Government disclosures, like the release of the Kennedy files, do not improve public trust.
Surprisingly soon after the Warren Commission Report concluded that Lee Oswald acted alone in assassinating John F. Kennedy, a significant and growing segment of the American public began to speculate about alternative perpetrators whose actions the Warren Commission had covered up. In 1992, facing the persistence of that speculation, Congress enacted the statute that prompted the recent disclosures (and non-disclosures) of secret documents relating to the assassination. It hoped to assure the public that the government was not complicit in the assassination, and nor was it withholding evidence of a conspiracy, a hope that President Trump reiterated upon the documents’ release.
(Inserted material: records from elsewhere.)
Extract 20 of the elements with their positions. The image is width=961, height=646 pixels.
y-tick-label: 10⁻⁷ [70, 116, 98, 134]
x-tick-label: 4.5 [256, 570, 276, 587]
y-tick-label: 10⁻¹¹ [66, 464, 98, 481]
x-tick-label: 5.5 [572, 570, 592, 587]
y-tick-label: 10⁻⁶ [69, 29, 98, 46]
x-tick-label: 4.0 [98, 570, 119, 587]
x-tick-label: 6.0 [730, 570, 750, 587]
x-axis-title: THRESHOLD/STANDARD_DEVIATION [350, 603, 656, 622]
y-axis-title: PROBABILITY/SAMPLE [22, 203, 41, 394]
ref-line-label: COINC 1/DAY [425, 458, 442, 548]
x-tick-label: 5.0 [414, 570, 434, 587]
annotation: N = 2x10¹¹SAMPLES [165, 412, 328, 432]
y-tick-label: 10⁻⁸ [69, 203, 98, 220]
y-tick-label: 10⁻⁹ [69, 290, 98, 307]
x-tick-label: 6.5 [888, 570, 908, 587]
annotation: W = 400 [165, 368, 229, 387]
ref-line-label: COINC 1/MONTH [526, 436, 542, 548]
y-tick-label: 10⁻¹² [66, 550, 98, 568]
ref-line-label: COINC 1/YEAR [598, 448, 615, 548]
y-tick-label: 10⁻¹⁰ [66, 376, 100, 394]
#JFKFiles pic.twitter.com/AnPBSJFh3J
— Donald J. Trump (@realDonaldTrump) October 28, 2017
The effort was a noble one. Congress designed a timed disclosure mandate that would allow the public to know more and theorize less. In the predominant telling of history from the 1960s on, the assassination had initiated the public’s radical doubt about the government’s actions and willingness to tell the truth. In its wake, various cottage industries have circulated theories about government conspiracies to cover up, among other things, all of the major assassinations of the 1960s (including those of Robert F. Kennedy and Martin Luther King, Jr. as well as that of President Kennedy), its relationship with alien visitors, the rise of a globalist “new world order,” the truth behind the 9/11 attacks, and the place of President Obama’s birth. Perhaps by cleaning out its archives, the federal government could reset the public’s view of government and rid us of this persistent tendency to find conspiracy everywhere.
This has proven to be a false hope. The disclosure of fascinating if obscure documents from the National Archives has already begun to fill in details about the assassination, its main and supporting characters, and the Cold War. But these documents won’t solve all of the questions and mysteries surrounding an event so seemingly random and complex, as well as so pored over by professional historians and amateur sleuths. Redactions and delays in disclosure, meanwhile, don’t merely frustrate but appear to prove conspiracy’s existence. And even if the Trump administration or a future one could claim to release everything, those predisposed to disbelieve it would simply assume the truth remains buried or, worse, was destroyed.
This reveals a deeper truth about disclosure, secrecy, and the public’s relationship to its government. The idea that more information can improve democracy and trust has driven all manner of federal and state open government mandates. The Freedom of Information Act (FOIA), which just turned fifty years old, has led to the disclosure of millions of documents that would not have been available earlier. Indeed, “transparency” has become a governance buzzword that every political candidate and administration claims to embrace. Both campaigns in the 2016 presidential election decried the secret documents of its opponent, whether deleted emails or tax returns. Allegations that the other candidate was corrupt or worse, and that the full truth of their wickedness would soon be revealed, helped rally supporters and persuade some uncommitted voters.
And yet, as the election and its aftermath have made quite clear, open government laws have not improved trust in government. This lack of trust has many causes: hyper-partisanship, dysfunctional political parties and political institutions, a new and continually evolving media landscape, and political scandals that FOIA and similar laws have not prevented and sometimes help expose. But more disclosure has not fixed distrust, nor has it ended or even curbed conspiracy theories.
Disclosure cannot solve our deepest worries about the government.
The release of new assassination-related documents demonstrates this paradox. Knowing more can help us make better decisions in our lives and can help government devise better, more effective public policy. When government discloses information about its regulatory programs, or it releases data it collects regarding the services it provides, the public can hold its elected officials and civil servants accountable.
But disclosure cannot solve our deepest worries about the government or our deepest disagreements about divisive political issues. Donald Trump’s supporters do not seem to mind that he hasn’t released his tax returns despite his pledge to do so after the election, nor do they seem to care to know more about conflicts of interest between his actions and his family’s businesses. Hillary Clinton’s supporters did not consider her private email server of the actions of the Clinton Foundation to be nearly as important as her opponent and his supporters. More disclosure would not have persuaded those who were already predisposed for or against the candidates.
Similarly, unless the highly unlikely smoking gun that definitively proves or disproves the Warren Commission’s conclusion turns up, more assassination-related documents will not shake the dogged belief that someone other than or in addition to Oswald is responsible for Kennedy’s death. That belief will continue to ebb and flow, as it has over the previous decades.
But the extent of conspiracy theorizing will have little to do with government disclosure. We have long been a nation captivated by conspiracy theories and alternative explanations for complex events, since well before Lee Oswald shot the president (or not), dating back to our revolutionary beginnings. No amount of new documents will change that.